Ethical implications

Finally, there are also a selection of ethical associations around the use of AI in healthcare. Healthcare decisions have been made almost completely by humans in the past, and the use of smart machines to make or assist with them raises issues of responsibility, transparency, consent and confidentiality. Perhaps the most challenging issue to address given today’s technologies is transparency. Many AI algorithms – particularly deep learning algorithms used for image analysis – are virtually impossible to understand or explain. If a patient is informed that an image has led to a diagnosis of cancer, he or she will likely want to know why. Deep learning algorithms, and even physicians who are generally familiar with their operation, may be unable to provide a clarification. Errors will undoubtedly be made by AI systems in patient diagnosis and treatment and it may be difficult to find accountability for them. There are also likely to be events in which patients receive medical information from AI systems that they would desire to receive from an empathetic clinician. Machine learning systems in healthcare may also be matter of algorithmic bias, perhaps forecasting greater likelihood of disease on the basis of gender or race when those are not actually causative factors. We are likely to encounter many ethical, clinical, occupational and technical changes with AI in healthcare. It is vital that healthcare institutions, as well as governmental and regulatory bodies, establish structures to oversee key issues, react in an accountable manner and form governance mechanisms to limit negative implications. This is one of the more influential and consequential technologies to impact human societies, so it will require constant attention and considerate policy for many years.

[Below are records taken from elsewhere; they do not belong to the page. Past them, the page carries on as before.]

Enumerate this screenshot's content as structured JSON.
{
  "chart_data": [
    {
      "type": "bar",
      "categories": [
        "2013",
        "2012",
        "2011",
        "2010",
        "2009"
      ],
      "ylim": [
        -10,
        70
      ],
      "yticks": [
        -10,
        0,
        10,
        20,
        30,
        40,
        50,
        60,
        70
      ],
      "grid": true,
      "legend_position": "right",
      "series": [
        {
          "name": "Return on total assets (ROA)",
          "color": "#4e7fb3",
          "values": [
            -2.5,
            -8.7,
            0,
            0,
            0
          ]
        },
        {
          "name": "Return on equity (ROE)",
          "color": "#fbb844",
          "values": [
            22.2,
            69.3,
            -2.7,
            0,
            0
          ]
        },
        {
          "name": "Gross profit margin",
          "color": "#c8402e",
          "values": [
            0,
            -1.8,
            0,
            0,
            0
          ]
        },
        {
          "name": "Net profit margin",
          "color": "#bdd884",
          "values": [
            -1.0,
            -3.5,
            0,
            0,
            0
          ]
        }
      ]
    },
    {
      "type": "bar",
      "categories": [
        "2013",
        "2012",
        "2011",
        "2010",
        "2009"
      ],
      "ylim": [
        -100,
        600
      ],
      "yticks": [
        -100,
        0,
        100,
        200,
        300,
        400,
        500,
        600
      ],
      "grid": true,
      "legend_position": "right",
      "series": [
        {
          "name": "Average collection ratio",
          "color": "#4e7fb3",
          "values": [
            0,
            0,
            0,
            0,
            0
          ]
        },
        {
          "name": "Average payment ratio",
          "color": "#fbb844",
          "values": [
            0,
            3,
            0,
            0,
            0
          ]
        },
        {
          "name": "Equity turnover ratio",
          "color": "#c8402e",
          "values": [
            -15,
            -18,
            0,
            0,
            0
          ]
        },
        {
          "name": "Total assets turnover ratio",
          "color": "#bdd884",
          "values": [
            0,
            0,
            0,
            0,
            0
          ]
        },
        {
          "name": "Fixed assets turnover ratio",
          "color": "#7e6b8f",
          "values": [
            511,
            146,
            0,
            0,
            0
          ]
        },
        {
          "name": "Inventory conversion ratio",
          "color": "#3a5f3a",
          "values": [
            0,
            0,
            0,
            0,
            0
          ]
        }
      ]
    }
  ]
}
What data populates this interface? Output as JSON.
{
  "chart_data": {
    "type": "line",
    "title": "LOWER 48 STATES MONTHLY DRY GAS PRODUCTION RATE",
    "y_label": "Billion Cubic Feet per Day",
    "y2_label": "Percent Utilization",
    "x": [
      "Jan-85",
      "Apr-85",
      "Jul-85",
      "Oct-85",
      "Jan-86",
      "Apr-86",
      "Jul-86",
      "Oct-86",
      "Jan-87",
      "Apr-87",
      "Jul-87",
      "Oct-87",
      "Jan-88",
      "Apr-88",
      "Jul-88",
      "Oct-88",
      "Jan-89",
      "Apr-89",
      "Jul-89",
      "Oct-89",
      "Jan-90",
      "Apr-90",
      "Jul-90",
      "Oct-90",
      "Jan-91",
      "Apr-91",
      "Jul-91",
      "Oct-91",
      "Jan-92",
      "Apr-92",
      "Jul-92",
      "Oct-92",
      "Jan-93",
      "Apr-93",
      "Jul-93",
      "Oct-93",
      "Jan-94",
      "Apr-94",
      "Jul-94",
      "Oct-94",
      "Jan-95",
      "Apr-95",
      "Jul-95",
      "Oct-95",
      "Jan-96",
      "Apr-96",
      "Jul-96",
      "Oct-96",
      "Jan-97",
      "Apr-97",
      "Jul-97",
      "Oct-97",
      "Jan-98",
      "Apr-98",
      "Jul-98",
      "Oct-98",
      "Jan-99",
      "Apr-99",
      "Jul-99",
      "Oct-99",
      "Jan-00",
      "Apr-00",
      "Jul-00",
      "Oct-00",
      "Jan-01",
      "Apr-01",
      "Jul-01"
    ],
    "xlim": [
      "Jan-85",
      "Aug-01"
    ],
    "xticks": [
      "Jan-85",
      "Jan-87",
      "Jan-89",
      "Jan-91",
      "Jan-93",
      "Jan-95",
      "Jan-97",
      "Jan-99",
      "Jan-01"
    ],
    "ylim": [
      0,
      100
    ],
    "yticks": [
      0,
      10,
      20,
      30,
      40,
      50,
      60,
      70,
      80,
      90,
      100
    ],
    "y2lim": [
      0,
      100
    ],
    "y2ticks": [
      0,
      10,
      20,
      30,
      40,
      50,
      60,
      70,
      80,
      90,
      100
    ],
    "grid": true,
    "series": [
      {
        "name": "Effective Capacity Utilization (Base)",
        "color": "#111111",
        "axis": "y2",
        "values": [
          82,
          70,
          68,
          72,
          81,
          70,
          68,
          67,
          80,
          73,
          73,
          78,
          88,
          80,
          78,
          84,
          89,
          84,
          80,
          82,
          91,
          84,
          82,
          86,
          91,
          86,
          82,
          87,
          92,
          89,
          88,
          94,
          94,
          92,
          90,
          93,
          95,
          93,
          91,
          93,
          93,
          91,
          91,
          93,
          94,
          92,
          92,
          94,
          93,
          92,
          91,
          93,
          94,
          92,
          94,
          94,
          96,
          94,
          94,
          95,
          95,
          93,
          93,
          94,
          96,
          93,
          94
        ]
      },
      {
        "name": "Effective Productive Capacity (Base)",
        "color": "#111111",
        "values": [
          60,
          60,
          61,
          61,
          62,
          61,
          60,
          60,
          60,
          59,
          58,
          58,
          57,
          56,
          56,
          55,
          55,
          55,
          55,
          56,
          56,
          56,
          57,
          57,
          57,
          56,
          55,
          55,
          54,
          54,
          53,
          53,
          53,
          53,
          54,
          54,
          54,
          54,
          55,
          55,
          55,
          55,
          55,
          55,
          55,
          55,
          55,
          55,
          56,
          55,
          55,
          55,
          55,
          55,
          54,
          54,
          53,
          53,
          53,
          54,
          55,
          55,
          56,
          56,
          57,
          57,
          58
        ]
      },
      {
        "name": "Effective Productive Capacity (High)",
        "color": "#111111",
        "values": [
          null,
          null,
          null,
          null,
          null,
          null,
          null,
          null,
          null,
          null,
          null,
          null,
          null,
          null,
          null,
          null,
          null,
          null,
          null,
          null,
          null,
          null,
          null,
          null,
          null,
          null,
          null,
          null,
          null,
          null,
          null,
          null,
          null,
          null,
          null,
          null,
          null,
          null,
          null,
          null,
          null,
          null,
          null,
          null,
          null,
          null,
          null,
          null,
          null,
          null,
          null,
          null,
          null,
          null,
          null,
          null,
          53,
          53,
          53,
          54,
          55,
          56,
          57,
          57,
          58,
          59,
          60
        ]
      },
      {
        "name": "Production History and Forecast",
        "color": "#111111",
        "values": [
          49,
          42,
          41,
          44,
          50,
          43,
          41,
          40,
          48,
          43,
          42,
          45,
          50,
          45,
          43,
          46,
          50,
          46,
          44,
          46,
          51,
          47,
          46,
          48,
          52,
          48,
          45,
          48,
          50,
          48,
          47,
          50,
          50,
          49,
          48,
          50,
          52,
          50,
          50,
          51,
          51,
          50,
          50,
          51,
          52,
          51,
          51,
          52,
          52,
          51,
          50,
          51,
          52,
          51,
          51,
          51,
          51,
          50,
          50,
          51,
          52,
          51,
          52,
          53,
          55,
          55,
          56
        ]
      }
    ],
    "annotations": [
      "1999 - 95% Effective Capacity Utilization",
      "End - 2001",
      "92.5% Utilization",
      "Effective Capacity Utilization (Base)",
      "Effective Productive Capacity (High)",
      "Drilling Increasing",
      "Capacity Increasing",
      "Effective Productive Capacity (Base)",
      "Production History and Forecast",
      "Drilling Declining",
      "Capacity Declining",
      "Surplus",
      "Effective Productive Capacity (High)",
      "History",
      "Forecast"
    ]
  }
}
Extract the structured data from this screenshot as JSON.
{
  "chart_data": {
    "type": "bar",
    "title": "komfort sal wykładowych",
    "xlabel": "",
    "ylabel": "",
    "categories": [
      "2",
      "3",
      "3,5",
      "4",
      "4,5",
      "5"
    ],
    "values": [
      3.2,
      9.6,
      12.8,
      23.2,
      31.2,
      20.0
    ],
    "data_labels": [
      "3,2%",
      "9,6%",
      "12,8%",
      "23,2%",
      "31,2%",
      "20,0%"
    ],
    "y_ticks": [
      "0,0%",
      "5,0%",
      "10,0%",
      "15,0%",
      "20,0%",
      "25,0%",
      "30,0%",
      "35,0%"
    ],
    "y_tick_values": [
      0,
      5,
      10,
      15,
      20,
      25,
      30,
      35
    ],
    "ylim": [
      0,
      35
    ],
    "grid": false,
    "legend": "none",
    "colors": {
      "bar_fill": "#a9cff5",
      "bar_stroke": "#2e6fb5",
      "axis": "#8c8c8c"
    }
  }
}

The future of AI in healthcare

We believe that AI has an important role to play in the healthcare events of the future. In the form of machine learning, it is the primary ability behind the development of precision medicine, widely agreed to be a sorely needed advancement in care. Although early efforts at providing diagnosis and treatment recommendations have proven perplexing, we expect that AI will ultimately dominate that area as well. Given the swift advances in AI for imaging analysis, it seems likely that most radiology and pathology images will be inspected at some point by a machine. Speech and text recognition are already engaged for tasks like patient communication and capture of clinical notes, and their usage will rise.

The greatest trial to AI in these healthcare fields is not whether the technologies will be proficient enough to be useful, but rather certifying their adoption in daily clinical exercise. For common adoption to take place, AI systems must be sanctioned by regulators, incorporated with EHR systems, standardised to an appropriate degree that similar products work in a similar fashion, taught to clinicians, paid for by public or private payer organisations and modernized over time in the field. These challenges will eventually be overcome, but they will take much longer to do so than it will take for the technologies themselves to be established. As a result, we anticipate to see limited use of AI in clinical practice within 5 years and more widespread use within 10 years.

It also seems increasingly clear that AI systems will not substitute human clinicians on a large scale, but rather will supplement their efforts to care of patients. Over time, human clinicians may move toward jobs and designs that draw on exclusive human abilities like compassion, persuasion and big-picture assimilation. Perhaps the only healthcare providers who will lose their jobs over time may be those who refuse to work in tandem with artificial intelligence.